Sono trascorsi dieci giorni dall’attacco di Hamas su Israele. L’offensiva, diretta e frontale, ha prodotto 1200 morti e avviato l’escalation che sta infiammando il Medio Oriente: oltre 5mila razzi, incursioni mirate con offensive dirette, presa di ostaggi e annichilimento delle postazioni di confine. L’estabilishment di Tel Aviv, colpito al cuore come non era mai avvenuto prima, ha reagito immediatamente con grande durezza.
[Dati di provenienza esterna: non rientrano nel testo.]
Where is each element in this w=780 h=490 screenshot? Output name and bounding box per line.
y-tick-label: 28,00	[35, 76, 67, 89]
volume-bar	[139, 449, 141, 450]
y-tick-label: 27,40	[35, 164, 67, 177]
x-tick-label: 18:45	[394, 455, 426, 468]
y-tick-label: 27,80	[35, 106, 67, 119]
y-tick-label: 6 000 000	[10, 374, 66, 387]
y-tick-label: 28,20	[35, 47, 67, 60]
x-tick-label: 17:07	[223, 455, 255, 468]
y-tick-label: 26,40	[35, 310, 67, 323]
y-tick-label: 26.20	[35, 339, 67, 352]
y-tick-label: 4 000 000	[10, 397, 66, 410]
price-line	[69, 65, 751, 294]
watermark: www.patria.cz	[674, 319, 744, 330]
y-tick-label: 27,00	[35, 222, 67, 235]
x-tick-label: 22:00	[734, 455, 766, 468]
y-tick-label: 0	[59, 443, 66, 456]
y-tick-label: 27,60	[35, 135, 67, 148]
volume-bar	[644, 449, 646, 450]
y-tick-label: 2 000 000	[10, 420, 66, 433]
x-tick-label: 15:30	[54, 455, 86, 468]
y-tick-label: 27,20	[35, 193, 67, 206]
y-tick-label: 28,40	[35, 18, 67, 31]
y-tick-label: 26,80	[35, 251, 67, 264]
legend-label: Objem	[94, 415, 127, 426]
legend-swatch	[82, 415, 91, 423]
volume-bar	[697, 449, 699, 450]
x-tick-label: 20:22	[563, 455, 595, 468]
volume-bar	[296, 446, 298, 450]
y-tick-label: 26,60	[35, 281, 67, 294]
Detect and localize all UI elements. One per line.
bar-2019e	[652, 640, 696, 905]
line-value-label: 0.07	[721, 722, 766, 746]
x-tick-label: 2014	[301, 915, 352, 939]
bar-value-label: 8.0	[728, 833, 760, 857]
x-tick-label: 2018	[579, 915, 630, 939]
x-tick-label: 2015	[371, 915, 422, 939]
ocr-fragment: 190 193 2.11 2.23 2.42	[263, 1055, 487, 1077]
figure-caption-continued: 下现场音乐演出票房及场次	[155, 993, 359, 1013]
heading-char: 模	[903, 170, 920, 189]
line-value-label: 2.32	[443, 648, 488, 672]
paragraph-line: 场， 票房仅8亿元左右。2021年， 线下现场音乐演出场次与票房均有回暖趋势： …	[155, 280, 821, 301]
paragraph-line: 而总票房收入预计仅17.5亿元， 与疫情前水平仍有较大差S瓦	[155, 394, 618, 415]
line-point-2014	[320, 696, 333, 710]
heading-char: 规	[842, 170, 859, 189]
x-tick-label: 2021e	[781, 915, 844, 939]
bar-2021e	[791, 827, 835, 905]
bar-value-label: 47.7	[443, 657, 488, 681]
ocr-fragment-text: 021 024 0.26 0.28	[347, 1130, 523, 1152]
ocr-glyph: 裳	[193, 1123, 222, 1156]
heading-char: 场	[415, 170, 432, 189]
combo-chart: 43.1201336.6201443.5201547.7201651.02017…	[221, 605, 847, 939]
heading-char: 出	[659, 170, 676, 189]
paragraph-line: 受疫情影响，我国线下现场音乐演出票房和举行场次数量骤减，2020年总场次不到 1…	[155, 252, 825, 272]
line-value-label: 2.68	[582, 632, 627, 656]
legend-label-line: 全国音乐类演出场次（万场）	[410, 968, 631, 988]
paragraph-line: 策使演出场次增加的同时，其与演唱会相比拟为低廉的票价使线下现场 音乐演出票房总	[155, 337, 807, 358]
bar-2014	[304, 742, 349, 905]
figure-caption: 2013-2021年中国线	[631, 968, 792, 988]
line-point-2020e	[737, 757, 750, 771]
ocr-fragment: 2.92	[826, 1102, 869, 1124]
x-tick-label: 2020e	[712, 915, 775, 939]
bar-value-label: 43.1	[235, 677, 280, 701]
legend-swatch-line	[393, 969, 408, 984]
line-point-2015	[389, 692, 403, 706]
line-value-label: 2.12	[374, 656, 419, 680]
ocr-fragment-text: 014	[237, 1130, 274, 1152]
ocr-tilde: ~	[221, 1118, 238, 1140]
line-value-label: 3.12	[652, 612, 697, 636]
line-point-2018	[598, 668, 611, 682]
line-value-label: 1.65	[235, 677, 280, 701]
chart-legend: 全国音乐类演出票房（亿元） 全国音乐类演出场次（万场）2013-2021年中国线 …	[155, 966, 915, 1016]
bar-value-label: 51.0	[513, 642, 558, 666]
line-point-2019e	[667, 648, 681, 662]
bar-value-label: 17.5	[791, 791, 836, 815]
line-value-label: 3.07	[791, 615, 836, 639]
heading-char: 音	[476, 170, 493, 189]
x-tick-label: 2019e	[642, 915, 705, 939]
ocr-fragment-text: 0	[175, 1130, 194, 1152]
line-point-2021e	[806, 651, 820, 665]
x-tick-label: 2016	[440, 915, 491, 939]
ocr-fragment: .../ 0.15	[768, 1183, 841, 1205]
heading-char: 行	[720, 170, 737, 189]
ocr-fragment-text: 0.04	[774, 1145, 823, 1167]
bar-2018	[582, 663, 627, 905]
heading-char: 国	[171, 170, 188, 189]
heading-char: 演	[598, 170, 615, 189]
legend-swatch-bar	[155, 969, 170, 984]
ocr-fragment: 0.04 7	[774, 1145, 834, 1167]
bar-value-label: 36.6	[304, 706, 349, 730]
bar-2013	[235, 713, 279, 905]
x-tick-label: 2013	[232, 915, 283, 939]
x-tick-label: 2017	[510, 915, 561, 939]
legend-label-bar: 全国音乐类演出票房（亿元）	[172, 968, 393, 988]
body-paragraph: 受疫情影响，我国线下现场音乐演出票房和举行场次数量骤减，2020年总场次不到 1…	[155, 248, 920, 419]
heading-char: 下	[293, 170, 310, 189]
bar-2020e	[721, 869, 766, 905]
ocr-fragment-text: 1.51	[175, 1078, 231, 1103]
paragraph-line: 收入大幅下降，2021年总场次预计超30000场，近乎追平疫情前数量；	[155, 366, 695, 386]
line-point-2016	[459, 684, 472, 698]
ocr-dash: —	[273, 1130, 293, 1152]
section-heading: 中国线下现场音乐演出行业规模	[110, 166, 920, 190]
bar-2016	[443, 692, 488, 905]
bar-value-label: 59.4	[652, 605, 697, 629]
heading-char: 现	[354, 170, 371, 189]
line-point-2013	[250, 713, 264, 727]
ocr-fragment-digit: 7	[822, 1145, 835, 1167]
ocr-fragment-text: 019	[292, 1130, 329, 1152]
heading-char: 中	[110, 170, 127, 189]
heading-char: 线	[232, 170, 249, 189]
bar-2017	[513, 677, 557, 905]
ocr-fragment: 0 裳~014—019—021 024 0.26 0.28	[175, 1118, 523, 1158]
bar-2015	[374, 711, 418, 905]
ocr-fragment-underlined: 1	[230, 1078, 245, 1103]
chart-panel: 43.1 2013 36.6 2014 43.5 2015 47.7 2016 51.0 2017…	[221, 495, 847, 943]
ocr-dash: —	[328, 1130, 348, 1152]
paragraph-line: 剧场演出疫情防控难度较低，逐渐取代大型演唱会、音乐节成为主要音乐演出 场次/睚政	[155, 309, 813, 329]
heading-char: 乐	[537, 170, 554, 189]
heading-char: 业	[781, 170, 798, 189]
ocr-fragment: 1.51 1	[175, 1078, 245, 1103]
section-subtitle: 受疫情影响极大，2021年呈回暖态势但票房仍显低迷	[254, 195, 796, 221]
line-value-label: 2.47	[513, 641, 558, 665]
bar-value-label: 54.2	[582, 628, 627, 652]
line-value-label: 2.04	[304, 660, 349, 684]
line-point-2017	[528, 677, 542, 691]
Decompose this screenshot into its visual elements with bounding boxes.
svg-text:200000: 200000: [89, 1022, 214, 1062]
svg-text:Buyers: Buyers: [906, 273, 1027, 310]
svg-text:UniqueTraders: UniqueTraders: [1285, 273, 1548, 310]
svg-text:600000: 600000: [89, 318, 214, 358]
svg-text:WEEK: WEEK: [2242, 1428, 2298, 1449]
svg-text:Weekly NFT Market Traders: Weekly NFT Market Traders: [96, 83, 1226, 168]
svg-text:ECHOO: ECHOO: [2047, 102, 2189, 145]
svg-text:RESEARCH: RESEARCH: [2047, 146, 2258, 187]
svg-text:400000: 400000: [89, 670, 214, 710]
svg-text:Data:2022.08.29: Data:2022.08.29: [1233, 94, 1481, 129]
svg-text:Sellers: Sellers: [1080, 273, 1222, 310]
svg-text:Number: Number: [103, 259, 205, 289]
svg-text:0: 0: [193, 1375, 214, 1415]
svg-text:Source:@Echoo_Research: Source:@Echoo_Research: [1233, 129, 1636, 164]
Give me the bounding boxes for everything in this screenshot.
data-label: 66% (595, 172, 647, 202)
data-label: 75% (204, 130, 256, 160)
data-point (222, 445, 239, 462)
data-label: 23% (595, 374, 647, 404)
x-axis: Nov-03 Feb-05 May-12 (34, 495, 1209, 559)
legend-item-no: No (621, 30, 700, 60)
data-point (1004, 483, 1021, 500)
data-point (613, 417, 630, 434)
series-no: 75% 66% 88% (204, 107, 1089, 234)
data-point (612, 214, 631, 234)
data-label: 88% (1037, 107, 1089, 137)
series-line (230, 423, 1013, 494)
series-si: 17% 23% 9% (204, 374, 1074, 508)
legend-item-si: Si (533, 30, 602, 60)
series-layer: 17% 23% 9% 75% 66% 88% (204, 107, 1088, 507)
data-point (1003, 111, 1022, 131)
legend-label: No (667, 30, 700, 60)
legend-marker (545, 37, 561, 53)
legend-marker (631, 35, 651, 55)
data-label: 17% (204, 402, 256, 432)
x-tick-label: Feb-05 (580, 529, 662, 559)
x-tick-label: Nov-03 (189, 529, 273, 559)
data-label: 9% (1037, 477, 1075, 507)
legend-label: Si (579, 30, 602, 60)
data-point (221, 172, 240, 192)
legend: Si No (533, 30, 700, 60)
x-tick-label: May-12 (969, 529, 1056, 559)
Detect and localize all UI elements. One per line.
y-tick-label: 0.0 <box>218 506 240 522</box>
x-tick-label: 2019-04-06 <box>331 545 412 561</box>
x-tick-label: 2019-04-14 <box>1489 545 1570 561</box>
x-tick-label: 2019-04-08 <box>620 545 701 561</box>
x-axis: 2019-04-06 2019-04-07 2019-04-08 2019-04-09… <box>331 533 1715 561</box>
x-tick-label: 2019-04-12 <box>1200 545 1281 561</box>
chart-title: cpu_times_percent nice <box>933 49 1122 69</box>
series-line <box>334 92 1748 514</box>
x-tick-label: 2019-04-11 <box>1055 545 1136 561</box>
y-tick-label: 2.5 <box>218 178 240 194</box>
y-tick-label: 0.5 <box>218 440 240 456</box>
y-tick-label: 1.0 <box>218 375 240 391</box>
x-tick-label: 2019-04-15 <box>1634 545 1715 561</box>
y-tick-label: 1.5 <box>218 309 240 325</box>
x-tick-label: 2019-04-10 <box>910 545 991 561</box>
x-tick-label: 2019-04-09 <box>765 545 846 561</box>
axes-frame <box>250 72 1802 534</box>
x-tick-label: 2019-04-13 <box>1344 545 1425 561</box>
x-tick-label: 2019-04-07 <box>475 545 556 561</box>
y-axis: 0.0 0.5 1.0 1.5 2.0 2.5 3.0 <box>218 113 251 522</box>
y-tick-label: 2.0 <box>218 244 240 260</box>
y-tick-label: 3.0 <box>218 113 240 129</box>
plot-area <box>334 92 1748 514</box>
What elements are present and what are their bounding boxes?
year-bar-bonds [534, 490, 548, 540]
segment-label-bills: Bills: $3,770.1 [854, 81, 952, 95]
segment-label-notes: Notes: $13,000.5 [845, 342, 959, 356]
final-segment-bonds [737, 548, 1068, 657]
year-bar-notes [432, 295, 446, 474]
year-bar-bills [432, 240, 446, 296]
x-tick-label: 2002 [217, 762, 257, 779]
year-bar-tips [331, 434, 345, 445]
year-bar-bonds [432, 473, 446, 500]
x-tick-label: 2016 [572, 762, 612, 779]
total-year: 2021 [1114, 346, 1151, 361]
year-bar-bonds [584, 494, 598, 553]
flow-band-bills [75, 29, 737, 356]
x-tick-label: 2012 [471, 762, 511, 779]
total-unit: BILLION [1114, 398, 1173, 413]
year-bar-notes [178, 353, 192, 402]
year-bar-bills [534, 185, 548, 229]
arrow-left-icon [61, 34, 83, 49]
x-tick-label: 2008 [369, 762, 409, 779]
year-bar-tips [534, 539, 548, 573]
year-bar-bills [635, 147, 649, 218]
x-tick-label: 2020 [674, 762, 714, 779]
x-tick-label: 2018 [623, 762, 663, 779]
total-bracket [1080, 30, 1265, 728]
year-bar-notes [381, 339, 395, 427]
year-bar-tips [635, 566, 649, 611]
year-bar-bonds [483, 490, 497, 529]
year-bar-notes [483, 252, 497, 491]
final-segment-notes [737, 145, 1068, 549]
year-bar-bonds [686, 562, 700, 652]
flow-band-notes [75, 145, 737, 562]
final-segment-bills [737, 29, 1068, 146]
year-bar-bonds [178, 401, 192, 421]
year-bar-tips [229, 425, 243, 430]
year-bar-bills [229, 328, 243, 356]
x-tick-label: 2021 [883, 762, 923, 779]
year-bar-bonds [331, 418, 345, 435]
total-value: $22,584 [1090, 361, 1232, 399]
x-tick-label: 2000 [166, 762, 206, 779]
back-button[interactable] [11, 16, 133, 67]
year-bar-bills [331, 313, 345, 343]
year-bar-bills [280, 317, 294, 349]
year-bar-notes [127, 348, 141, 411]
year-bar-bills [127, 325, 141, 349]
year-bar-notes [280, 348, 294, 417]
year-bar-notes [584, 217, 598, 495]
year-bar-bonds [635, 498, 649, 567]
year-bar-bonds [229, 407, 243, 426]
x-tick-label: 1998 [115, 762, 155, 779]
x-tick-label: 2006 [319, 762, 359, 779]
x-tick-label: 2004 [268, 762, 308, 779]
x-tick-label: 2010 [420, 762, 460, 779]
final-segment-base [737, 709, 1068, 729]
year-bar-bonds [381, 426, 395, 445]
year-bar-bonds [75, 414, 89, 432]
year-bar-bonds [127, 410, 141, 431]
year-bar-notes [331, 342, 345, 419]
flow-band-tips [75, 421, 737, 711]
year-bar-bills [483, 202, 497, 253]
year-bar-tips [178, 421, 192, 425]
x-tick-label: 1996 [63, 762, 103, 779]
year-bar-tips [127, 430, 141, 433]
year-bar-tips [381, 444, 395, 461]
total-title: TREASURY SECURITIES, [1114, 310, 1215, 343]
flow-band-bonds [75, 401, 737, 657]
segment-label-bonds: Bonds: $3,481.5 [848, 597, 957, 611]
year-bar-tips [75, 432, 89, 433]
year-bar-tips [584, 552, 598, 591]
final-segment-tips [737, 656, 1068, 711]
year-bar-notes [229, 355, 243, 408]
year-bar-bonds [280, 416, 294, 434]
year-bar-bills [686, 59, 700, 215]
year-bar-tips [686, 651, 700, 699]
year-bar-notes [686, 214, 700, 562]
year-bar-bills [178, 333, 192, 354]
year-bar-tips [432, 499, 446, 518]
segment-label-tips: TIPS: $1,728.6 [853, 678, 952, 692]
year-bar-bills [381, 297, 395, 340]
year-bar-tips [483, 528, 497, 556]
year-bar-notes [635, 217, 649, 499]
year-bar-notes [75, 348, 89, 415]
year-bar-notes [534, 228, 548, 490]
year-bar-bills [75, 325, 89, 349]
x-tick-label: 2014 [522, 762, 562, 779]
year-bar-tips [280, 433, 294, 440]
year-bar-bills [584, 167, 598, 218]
Dopo poche ore, infatti, il ministro della Difesa Yoav Gallant, senza giri di parole, dichiarava ai microfoni delle più importanti testate del pianeta: “Ho ordinato il completo assedio di Gaza: non ci sarà elettricità, né cibo, né benzina. Tutto è chiuso. Stiamo combattendo animali umani e ci comporteremo di conseguenza”.
Da allora, la Striscia è stata sottoposta ad un bombardamento massiccio e costante, con l’utilizzo di migliaia di ordigni e la diffusione del “fosforo bianco”, vietato dalle convenzioni internazionali. Ad oggi, sono oltre 3mila le vittime accertate tra i civili palestinesi, alle quali si uniscono gli oltre 1Omila feriti ricoverati in ciò che resta degli ospedali e il mezzo milione di sfollati che cercano di mettersi in salvo con scarse probabilità di successo. Mentre si attendono l’offensiva di terra e il consolidamento di quella aerea, con centinaia di carri armati sul confine e migliaia di riservisti richiamati alle armi dallo Stato ebraico, l’ONU lancia l’allarme: “siamo davanti ad una catastrofe umanitaria”.
Ilan Pappé, storico israeliano di levatura mondiale, definì i territori palestinesi “la più grande prigione a cielo aperto del mondo”: chissà se anche per lui, ebreo e cittadino di Tel Aviv, è prevista l’equazione che vorrebbe equiparare l’antisionismo e l’antisemitismo nel medesimo paradigma discriminatorio. Del resto, qualunque siano le responsabilità, non può essere negata la realtà dei fatti: ciò che resta della striscia di Gaza e della Cisgiordania – costantemente “mangiate” dai nuovi insediamenti dei coloni israeliani – è un deserto di miseria e di dolore, dove 2,45 milioni di persone – la metà delle quali bambini – sopravvivono a fatica in assenza di ogni diritto elementare, di ogni risorsa primaria e di ogni prospettiva futura. Uno scenario apocalittico, che in questi giorni ha toccato il suo apice: centinaia di palazzi diroccati e interi quartieri ridotti in macerie, strutture distrutte e viabilità impossibile, ospedali senza medicinali e ambulanze senza carburante, interruzione dell’energia elettrica e acqua contaminata, impossibilità di seppellire i cadaveri e controversi avvisi di evacuazione, popolazione allo stremo e mancanza di viveri: oltre alla tragedia igienico-sanitaria, si rischia la carestia di massa, nel silenzio assordante di una comunità internazionale che avrebbe il dovere di intervenire immediatamente per tutelare i civili, a prescindere da ogni giudizio politico, storico e militare sulla genesi e la prosecuzione del conflitto in atto.
Le immagini che mostrano i bombardamenti israeliani sul valico di Rafah – unico passaggio verso l’Egitto – fanno temere il peggio, mentre le incursioni aeree di Tel Aviv si scagliano sulle infrastrutture aeroportuali della Siria e sui territori del Libano, provocando l’immediata e decisa reazione di Hezbollah, che ha sparato alcuni razzi sulle postazioni israeliane limitrofe: un calderone che rischia di esplodere, estendendo il conflitto all’intero Medio Oriente. Infine, il recente bombardamento dell’ospedale di Al-Ahli, con il suo carico di morte e distruzione sui civili inermi: un fatto gravissimo, sul quale rimbalzano le accuse tra le due parti. Del resto, le smentite e le controsmentite fanno parte di quella che molti definiscono “propaganda di guerra”: è la medesima che abbiamo visto andare in onda in Siria, quando si accusava il regime di Assad di crimini mai commessi o perpetrati dai “ribelli” al soldo della destabilizzazione permanente. Ad ogni modo, un fatto resta certo: Gaza è sull’orlo della catastrofe umanitaria e la comunità internazionale non può far finta di nulla. Ignorare il massacro, comunque la si pensi, sarebbe un errore imperdonabile.